今年二月、石川サンケン㈱町野工場を二〇二二年三月末をもって閉鎖するとの方針が公表された件で、組合は工場閉鎖に反対し団体交渉中である。
会社が、第二回団交の前日(四月十四日)に明らかにした資料で、会社は「統合効果」(町野・内浦両工場)として「営業利益:約七億円/年」を組み込んでいたことが分かった。第二回団交で、組合が「労務費をいくら計上したか」と質問しても川端社長は最後まで言葉を濁していたが、第三回団交(六月十一日)で「五億円強」と明らかにした。つまり、人員削減で「労務費」に大ナタを振るうことが今回の計画の目玉だ。

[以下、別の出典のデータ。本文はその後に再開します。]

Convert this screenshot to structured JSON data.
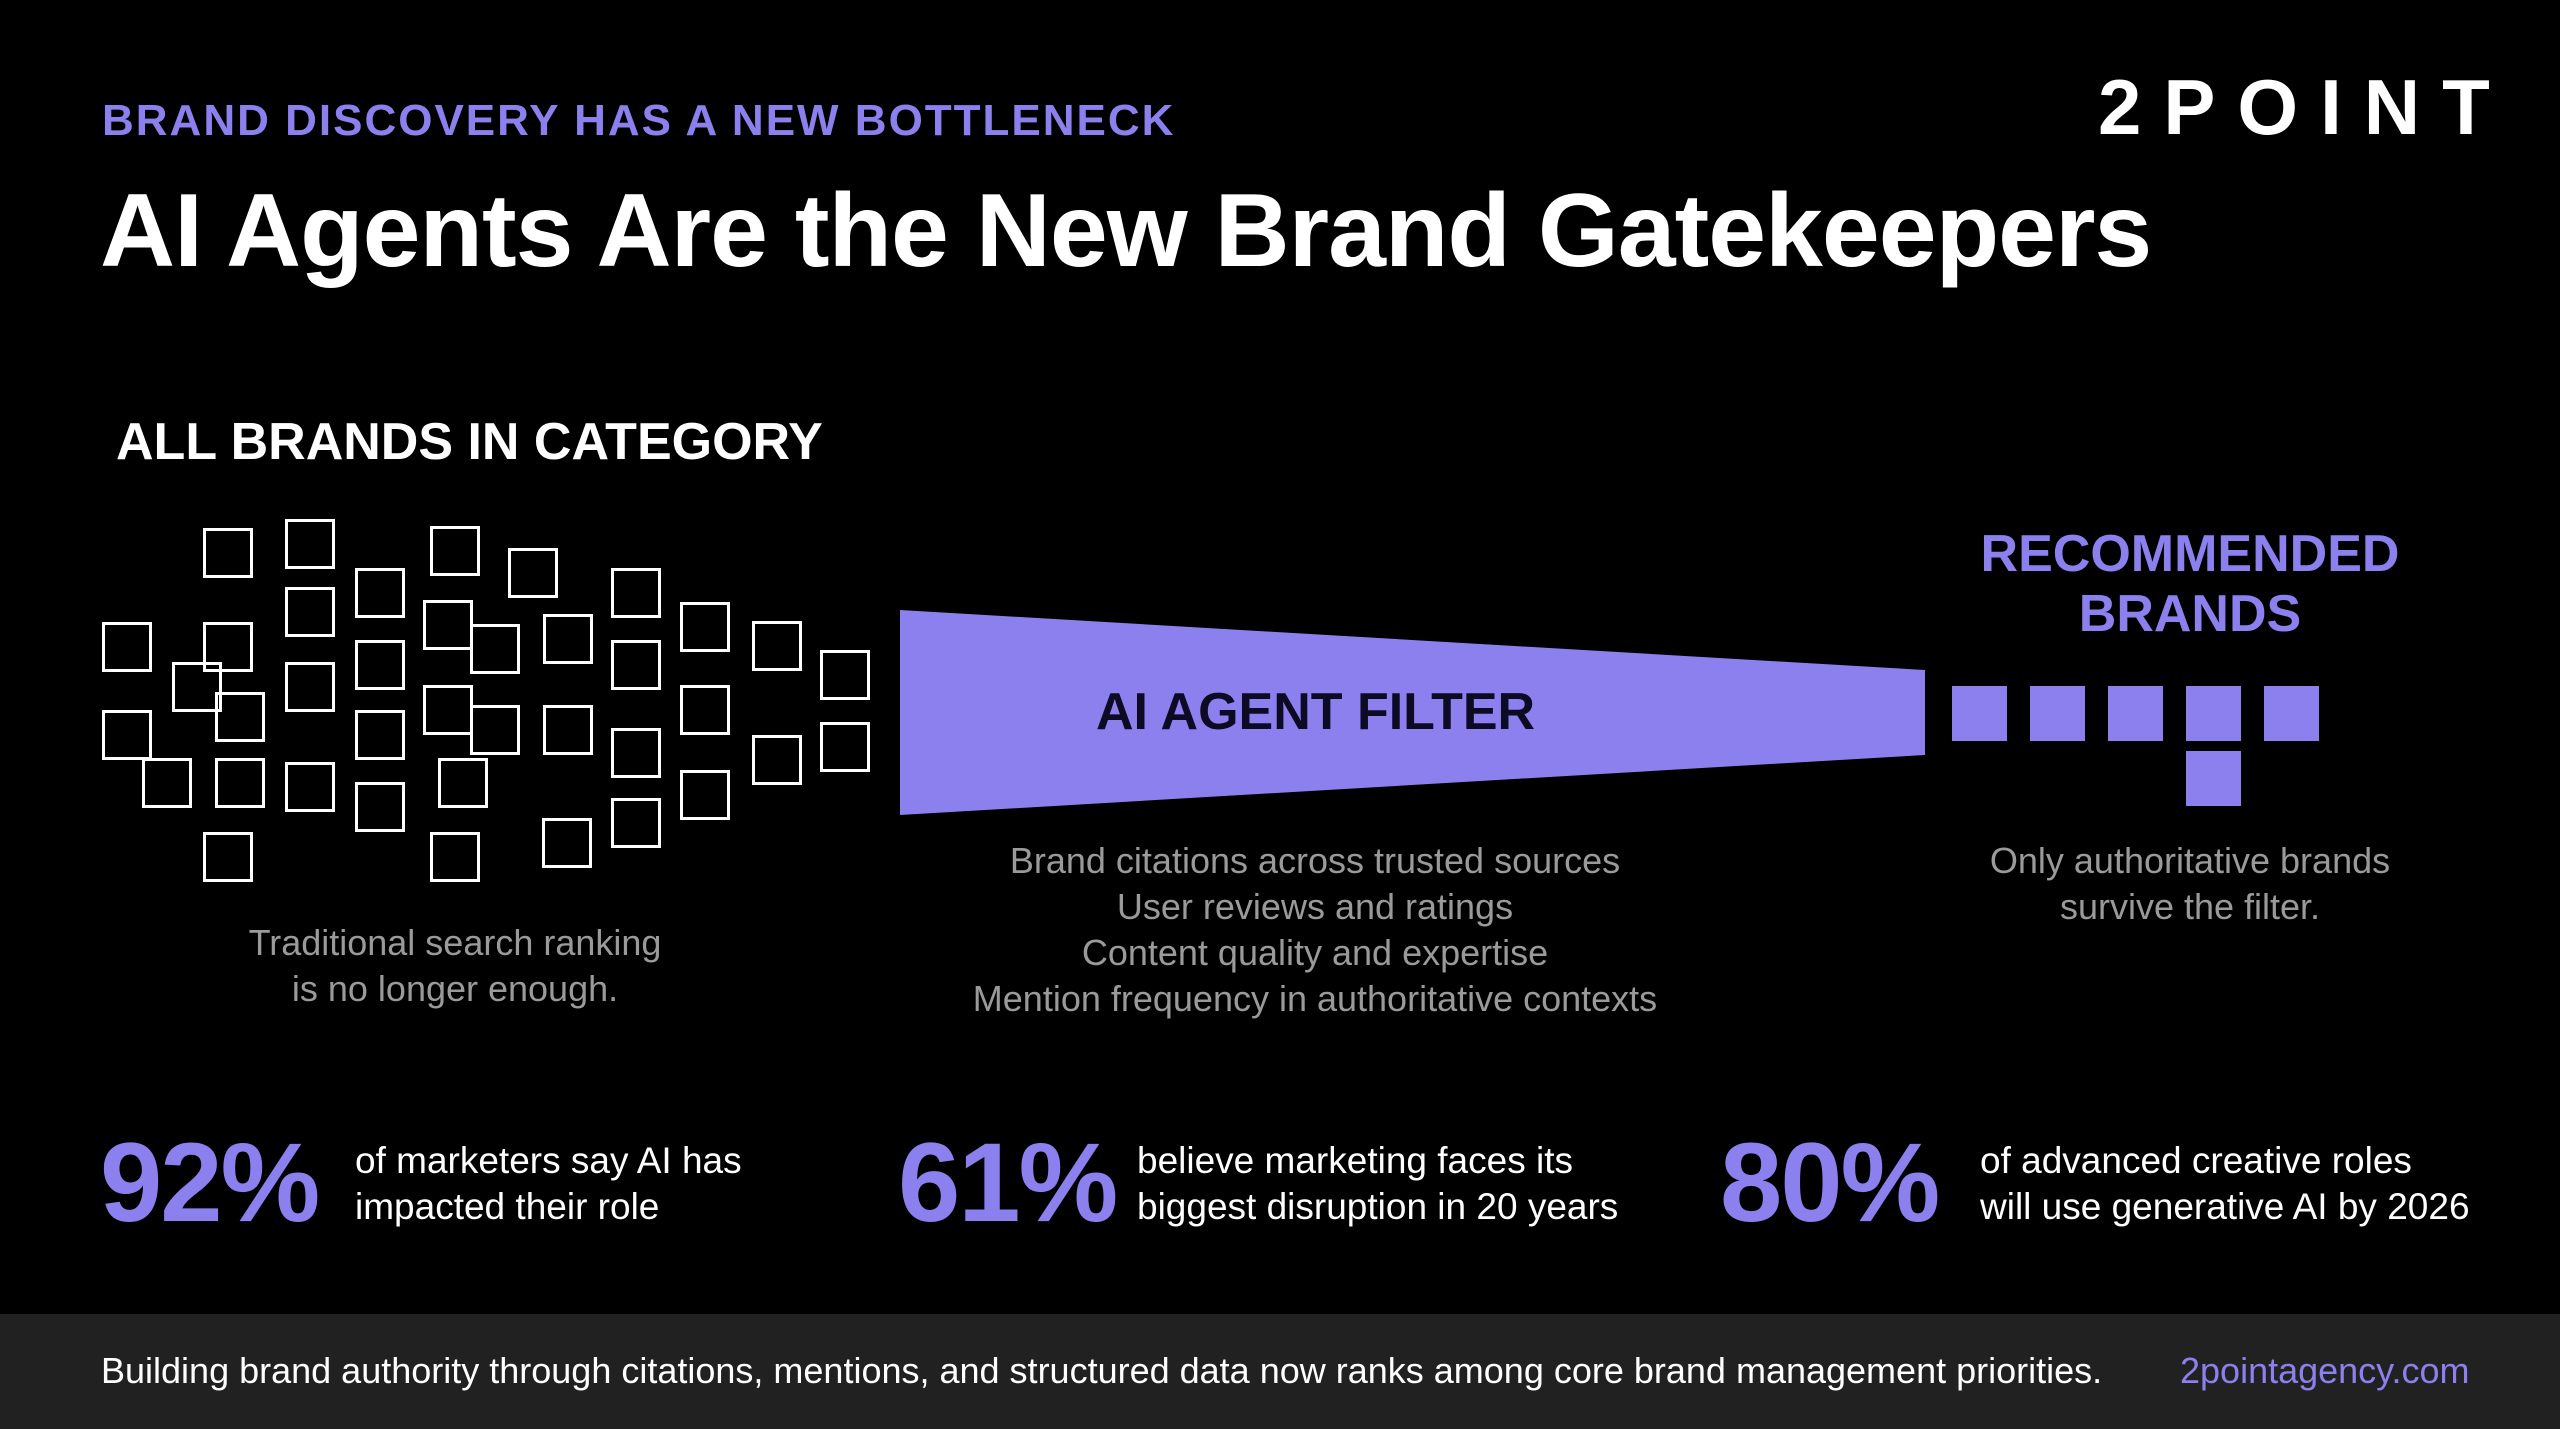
{
  "header": {
    "eyebrow": "BRAND DISCOVERY HAS A NEW BOTTLENECK",
    "title": "AI Agents Are the New Brand Gatekeepers",
    "logo": "2POINT"
  },
  "diagram": {
    "left_heading": "ALL BRANDS IN CATEGORY",
    "left_caption": [
      "Traditional search ranking",
      "is no longer enough."
    ],
    "filter_label": "AI AGENT FILTER",
    "filter_criteria": [
      "Brand citations across trusted sources",
      "User reviews and ratings",
      "Content quality and expertise",
      "Mention frequency in authoritative contexts"
    ],
    "right_heading": [
      "RECOMMENDED",
      "BRANDS"
    ],
    "right_caption": [
      "Only authoritative brands",
      "survive the filter."
    ]
  },
  "stats": [
    {
      "value": "92%",
      "lines": [
        "of marketers say AI has",
        "impacted their role"
      ]
    },
    {
      "value": "61%",
      "lines": [
        "believe marketing faces its",
        "biggest disruption in 20 years"
      ]
    },
    {
      "value": "80%",
      "lines": [
        "of advanced creative roles",
        "will use generative AI by 2026"
      ]
    }
  ],
  "footer": {
    "text": "Building brand authority through citations, mentions, and structured data now ranks among core brand management priorities.",
    "link": "2pointagency.com"
  },
  "colors": {
    "background": "#000000",
    "accent": "#8b80ee",
    "footer_bar": "#212121",
    "caption_gray": "#9a9a9a"
  }
}
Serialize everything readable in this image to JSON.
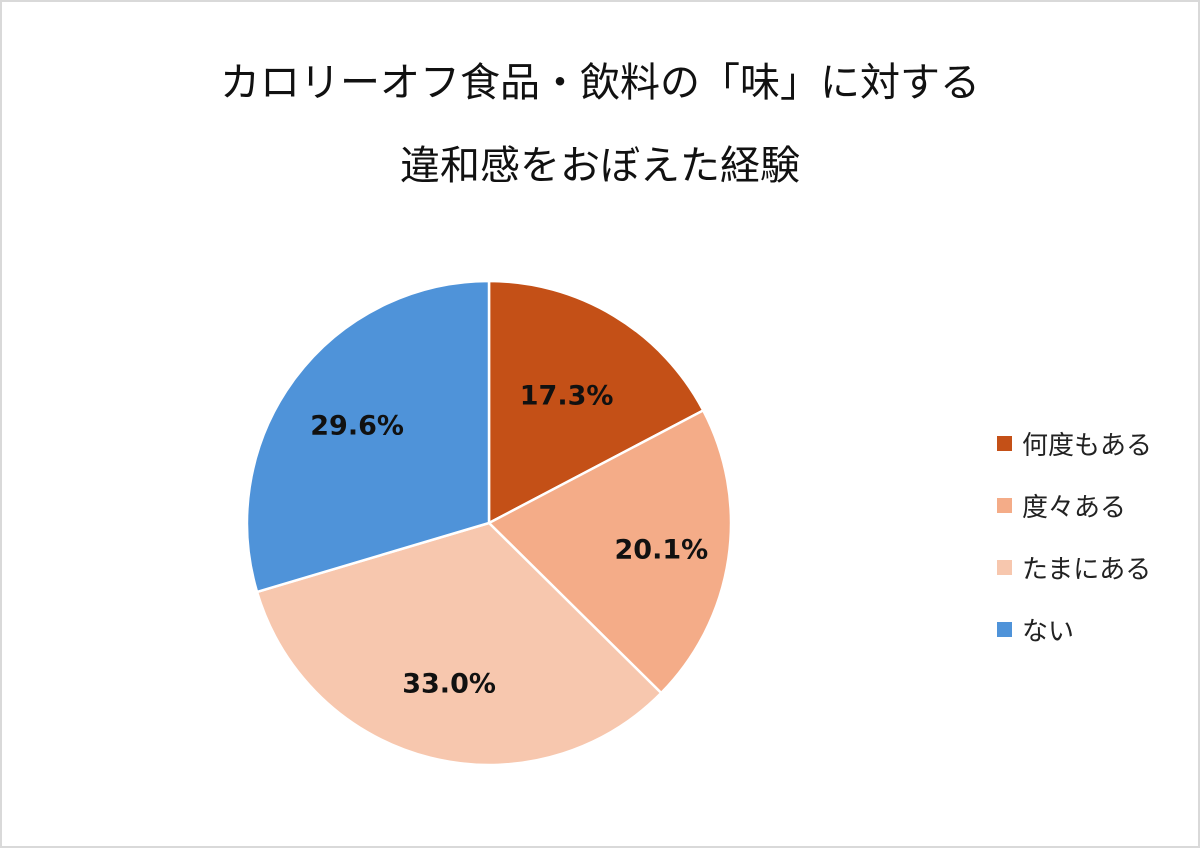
{
  "title": {
    "line1": "カロリーオフ食品・飲料の「味」に対する",
    "line2": "違和感をおぼえた経験"
  },
  "legend": [
    {
      "label": "何度もある",
      "color": "#c45017"
    },
    {
      "label": "度々ある",
      "color": "#f4ac88"
    },
    {
      "label": "たまにある",
      "color": "#f7c7ae"
    },
    {
      "label": "ない",
      "color": "#4f93d9"
    }
  ],
  "data_labels": [
    "17.3%",
    "20.1%",
    "33.0%",
    "29.6%"
  ],
  "chart_data": {
    "type": "pie",
    "title": "カロリーオフ食品・飲料の「味」に対する違和感をおぼえた経験",
    "categories": [
      "何度もある",
      "度々ある",
      "たまにある",
      "ない"
    ],
    "values": [
      17.3,
      20.1,
      33.0,
      29.6
    ],
    "unit": "%",
    "colors": [
      "#c45017",
      "#f4ac88",
      "#f7c7ae",
      "#4f93d9"
    ],
    "start_angle": "12 o'clock",
    "direction": "clockwise",
    "legend_position": "right"
  }
}
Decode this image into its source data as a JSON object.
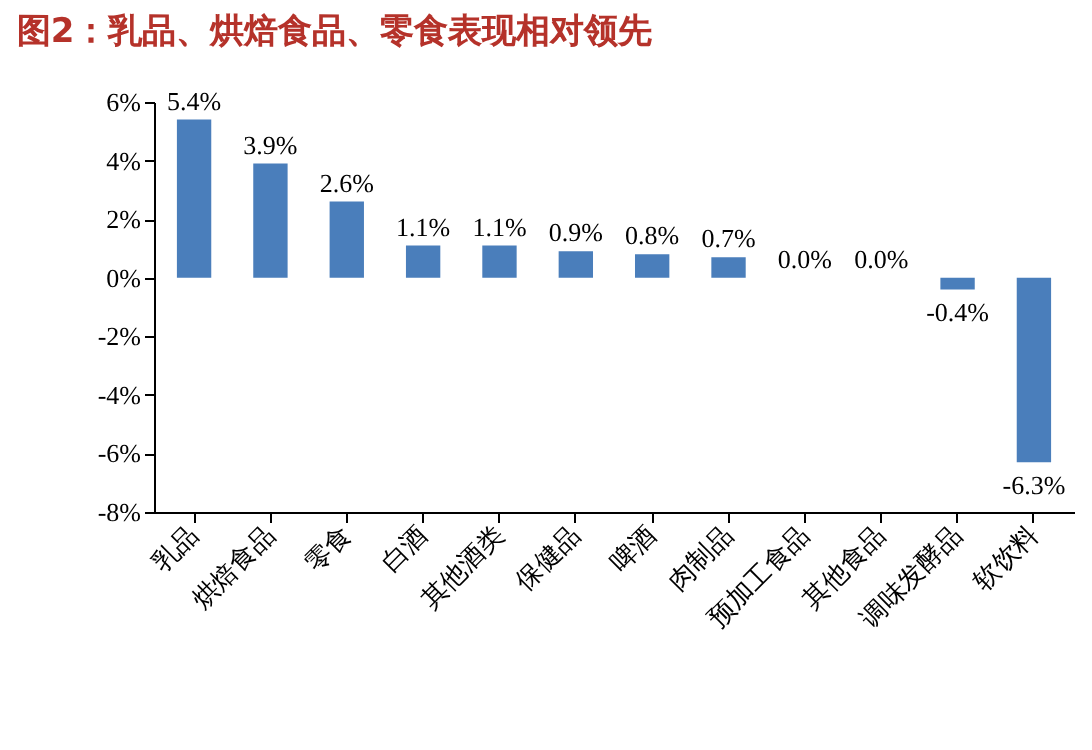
{
  "chart_data": {
    "type": "bar",
    "title": "图2：乳品、烘焙食品、零食表现相对领先",
    "categories": [
      "乳品",
      "烘焙食品",
      "零食",
      "白酒",
      "其他酒类",
      "保健品",
      "啤酒",
      "肉制品",
      "预加工食品",
      "其他食品",
      "调味发酵品",
      "软饮料"
    ],
    "values": [
      5.4,
      3.9,
      2.6,
      1.1,
      1.1,
      0.9,
      0.8,
      0.7,
      0.0,
      0.0,
      -0.4,
      -6.3
    ],
    "value_labels": [
      "5.4%",
      "3.9%",
      "2.6%",
      "1.1%",
      "1.1%",
      "0.9%",
      "0.8%",
      "0.7%",
      "0.0%",
      "0.0%",
      "-0.4%",
      "-6.3%"
    ],
    "color": "#4a7ebb",
    "ylim": [
      -8,
      6
    ],
    "yticks": [
      {
        "value": -8,
        "label": "-8%"
      },
      {
        "value": -6,
        "label": "-6%"
      },
      {
        "value": -4,
        "label": "-4%"
      },
      {
        "value": -2,
        "label": "-2%"
      },
      {
        "value": 0,
        "label": "0%"
      },
      {
        "value": 2,
        "label": "2%"
      },
      {
        "value": 4,
        "label": "4%"
      },
      {
        "value": 6,
        "label": "6%"
      }
    ],
    "grid": false
  }
}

「町野・内浦の〝適正な人員〟は三百二十人前後」(川端社長)!

 現在、町野・内浦両工場で四百四十六人いるにもかかわらず、会社は「三百二十人前後が〝適正〟」と言う。残る百二十六人について、会社は「勤務地変更」と言いつつも全員残れるとは決して言わない。それは、「(退職に)手を挙げてもらえたら」と団交で川端社長が回答したとおり、退職を選択させる計画なのである。今まで頑張って会社で働いてきた私たち労働者に対し、百二十六人(それ以上もあり得る)を不要とみなしているのだ。組合は強く抗議し、雇用を守るために両工場の存続を要求した。

石川サンケン労組に「公開質問状」の呼びかけ

ところで、職場のもう一つの労働組合である電機連合・石川サンケン労組は、「今後石川サンケンを成長させ存続させていくために、構造改革は必要と判断した」(『書記局ニュース』三月十八日付)とし、同労組は会社の今回の方針を支持している。
そこで地本は、同労組に対し「公開質問状」(五月十一日付)を提出した。同労組は「町野工場の全従業員は内浦工場への勤務地変更になります」と組合員に伝えているが、会社が説明する〝適正化〟と明らかに矛盾しており、分かりやすい説明を求めた。しかし、同労組からは、五月十九日、「回答しない」との返答があった。
会社との団交(第四回)は日程調整中である。